Samstag, 12. August 2017

MotoGP: Weltmeister Marquez startet in Spielberg vor den Ducatis

MotoGP-Weltmeister Marc Marquez startet beim Motorrad-Grand-Prix von Österreich in Spielberg am Sonntag (14.00 Uhr/live ServusTV) aus der Pole Position.

Der spanische MotoGP-Titelverteidiger Marc Marquez startet beim GP von Österreich aus der besten Startposition.
Der spanische MotoGP-Titelverteidiger Marc Marquez startet beim GP von Österreich aus der besten Startposition. - Foto: © APA/AFP

Trotz Schrecksekunden hat Weltmeister Marc Marquez beim Motorrad-Grand-Prix von Österreich 2017 die favorisierten Ducatis zumindest im Qualifying besiegt. Der spanische Titelverteidiger war am Samstag im Qualifying auf seiner Honda knapp schneller als die beiden Ducati-Piloten Andrea Dovizioso und Jorge Lorenzo. 

Szene-Superstar Valentio Rossi (ITA) kam hingegen mit seiner Yamaha über Platz sieben nicht hinaus. 

Der neunfache Champion aus Italien wird damit am Sonntag (14.00 Uhr MESZ, live ServusTV) nur aus der dritten Reihe ins MotoGP-Rennen über 28 Runden starten. Der verkühlte und über Kopfschmerzen klagende Rossi war zwar im Vormittagstraining noch problemlos in die Top-Ten gekommen, im Kampf um die beste Startposition war der 38-Jährige mit seiner Yamaha aber chancenlos.

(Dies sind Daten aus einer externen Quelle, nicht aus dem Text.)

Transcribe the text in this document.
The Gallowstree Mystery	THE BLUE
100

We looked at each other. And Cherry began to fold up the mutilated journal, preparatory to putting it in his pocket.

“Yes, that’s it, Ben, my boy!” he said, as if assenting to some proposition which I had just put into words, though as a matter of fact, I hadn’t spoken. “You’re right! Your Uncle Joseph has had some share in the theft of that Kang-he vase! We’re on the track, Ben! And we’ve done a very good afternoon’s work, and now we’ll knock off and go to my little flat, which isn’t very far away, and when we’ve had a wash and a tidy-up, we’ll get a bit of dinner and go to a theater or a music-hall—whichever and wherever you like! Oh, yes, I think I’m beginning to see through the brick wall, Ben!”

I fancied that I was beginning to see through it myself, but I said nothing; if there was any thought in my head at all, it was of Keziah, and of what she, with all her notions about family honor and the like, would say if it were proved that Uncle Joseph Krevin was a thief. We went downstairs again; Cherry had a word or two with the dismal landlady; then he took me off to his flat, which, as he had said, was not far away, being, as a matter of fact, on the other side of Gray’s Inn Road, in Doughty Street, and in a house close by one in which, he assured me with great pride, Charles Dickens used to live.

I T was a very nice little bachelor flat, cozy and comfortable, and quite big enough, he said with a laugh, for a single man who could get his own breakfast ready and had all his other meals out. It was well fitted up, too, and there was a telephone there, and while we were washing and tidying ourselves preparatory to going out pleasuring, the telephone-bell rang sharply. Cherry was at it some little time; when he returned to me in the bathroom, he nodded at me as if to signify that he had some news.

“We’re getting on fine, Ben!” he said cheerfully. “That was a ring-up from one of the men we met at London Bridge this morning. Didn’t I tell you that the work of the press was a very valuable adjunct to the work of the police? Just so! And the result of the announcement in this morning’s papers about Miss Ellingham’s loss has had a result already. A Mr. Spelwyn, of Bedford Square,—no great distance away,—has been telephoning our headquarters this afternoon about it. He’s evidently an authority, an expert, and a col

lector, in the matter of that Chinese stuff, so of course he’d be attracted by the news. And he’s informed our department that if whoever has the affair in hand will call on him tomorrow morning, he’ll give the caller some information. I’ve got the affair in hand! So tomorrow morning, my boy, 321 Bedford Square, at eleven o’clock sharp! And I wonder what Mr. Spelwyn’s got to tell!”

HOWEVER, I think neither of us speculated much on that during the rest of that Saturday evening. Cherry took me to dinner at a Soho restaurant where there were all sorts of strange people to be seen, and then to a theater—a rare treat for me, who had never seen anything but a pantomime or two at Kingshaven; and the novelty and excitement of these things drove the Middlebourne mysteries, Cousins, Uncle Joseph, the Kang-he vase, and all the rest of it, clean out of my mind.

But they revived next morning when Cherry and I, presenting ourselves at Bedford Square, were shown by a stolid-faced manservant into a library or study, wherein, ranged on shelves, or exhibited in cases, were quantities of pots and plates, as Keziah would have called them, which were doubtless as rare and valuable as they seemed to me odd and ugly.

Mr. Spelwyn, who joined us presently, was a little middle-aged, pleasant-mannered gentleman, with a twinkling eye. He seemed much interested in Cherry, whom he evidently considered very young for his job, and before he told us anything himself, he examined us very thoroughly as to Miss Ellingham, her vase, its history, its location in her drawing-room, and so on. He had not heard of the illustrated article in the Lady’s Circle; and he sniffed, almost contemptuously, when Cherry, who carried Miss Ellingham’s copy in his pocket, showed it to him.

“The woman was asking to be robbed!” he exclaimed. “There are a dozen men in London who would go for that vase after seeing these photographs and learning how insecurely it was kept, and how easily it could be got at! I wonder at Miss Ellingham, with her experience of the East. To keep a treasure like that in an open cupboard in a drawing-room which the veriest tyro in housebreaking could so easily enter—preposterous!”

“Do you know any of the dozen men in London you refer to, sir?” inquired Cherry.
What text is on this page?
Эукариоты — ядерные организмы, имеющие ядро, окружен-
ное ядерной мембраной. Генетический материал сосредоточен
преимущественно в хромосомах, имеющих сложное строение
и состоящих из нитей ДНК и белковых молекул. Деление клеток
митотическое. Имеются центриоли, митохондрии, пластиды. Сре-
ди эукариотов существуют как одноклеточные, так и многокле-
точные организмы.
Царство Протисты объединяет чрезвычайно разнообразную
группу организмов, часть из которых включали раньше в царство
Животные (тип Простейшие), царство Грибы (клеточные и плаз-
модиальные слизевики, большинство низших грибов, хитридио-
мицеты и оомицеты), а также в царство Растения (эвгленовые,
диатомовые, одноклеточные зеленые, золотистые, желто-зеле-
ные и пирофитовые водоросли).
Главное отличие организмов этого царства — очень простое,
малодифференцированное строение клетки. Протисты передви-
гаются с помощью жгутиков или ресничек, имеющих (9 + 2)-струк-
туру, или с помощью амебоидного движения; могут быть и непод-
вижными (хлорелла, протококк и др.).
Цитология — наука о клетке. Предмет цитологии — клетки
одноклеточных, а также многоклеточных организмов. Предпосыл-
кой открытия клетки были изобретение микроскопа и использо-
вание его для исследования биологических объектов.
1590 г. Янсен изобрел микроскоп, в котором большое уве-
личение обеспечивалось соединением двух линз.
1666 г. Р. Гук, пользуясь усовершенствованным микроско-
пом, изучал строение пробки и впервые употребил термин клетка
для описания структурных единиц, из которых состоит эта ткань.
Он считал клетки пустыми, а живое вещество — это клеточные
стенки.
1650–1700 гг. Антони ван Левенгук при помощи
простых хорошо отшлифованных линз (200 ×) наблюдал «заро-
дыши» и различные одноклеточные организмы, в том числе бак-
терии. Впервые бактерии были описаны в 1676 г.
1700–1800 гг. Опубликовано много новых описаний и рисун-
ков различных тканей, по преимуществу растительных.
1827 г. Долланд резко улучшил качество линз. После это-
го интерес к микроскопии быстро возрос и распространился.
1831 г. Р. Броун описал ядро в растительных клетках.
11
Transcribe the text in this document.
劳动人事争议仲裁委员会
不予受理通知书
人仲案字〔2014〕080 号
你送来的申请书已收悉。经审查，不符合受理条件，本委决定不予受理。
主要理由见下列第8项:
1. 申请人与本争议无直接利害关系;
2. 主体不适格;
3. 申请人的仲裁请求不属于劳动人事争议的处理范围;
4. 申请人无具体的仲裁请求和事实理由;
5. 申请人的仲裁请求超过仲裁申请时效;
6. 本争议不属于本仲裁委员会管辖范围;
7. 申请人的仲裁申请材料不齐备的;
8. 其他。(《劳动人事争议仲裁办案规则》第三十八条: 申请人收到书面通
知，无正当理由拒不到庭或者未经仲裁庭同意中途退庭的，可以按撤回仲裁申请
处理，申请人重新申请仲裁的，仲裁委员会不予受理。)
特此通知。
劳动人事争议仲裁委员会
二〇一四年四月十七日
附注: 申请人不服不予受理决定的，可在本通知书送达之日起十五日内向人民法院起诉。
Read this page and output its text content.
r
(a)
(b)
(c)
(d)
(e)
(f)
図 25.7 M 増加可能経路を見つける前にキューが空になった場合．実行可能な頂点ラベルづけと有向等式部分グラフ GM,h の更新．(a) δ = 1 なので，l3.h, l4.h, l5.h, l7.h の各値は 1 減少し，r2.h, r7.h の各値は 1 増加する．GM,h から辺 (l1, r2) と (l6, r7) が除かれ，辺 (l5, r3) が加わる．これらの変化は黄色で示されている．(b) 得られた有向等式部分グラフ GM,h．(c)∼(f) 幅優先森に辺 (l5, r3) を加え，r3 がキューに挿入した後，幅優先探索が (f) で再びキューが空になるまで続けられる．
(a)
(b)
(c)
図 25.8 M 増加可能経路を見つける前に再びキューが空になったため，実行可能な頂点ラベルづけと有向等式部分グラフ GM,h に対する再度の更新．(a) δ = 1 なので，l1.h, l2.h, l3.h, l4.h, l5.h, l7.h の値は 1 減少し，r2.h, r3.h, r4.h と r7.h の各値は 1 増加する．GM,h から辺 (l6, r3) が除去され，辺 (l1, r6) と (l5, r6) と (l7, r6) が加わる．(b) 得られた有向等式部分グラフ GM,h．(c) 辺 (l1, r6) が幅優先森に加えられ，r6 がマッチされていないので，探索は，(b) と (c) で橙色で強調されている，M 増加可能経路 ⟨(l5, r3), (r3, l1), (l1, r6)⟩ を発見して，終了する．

Marquez könnte am Sonntag auf der steirischen Berg-und-Tal-Piste den dritten Saisonsieg in Folge nach Deutschland und Tschechien feiern und seine 14 Zähler betragenden WM-Führung ausbauen. Nur 31 Punkte trennen vor dem elften Saisonlauf die Top fünf der aktuellen WM-Wertung, so knapp ging es seit Einführung der aktuellen Punktewertung in der Königsklasse noch nie her.

Marquez ist aber klar, dass nach seiner insgesamt 70. Pole (42. im MotoGP) der Weg zum 59. Rennsieg (33. in MotoGP) vor allem über die richtige Reifenwahl führen wird. Dementsprechend zurückhaltend gab er sich auch. „Wichtig wird sein, am Sonntag den richtigen Reifen zu erwischen. Ziel ist und bleibt ein Podestplatz“, sagte der Spanier .

Marquez hatte davor trotz perfektem Wetter und trockener Piste turbulente Samstag-Trainings erlebt. Nach einer Fast-Kollision mit dem finnischen KTM-Fahrer Mika Kallio kam der Spanier später im FP4 nach einem Eigenfehler sogar tatsächlich zu Sturz. Beide Vorfälle blieben aber folgenlos.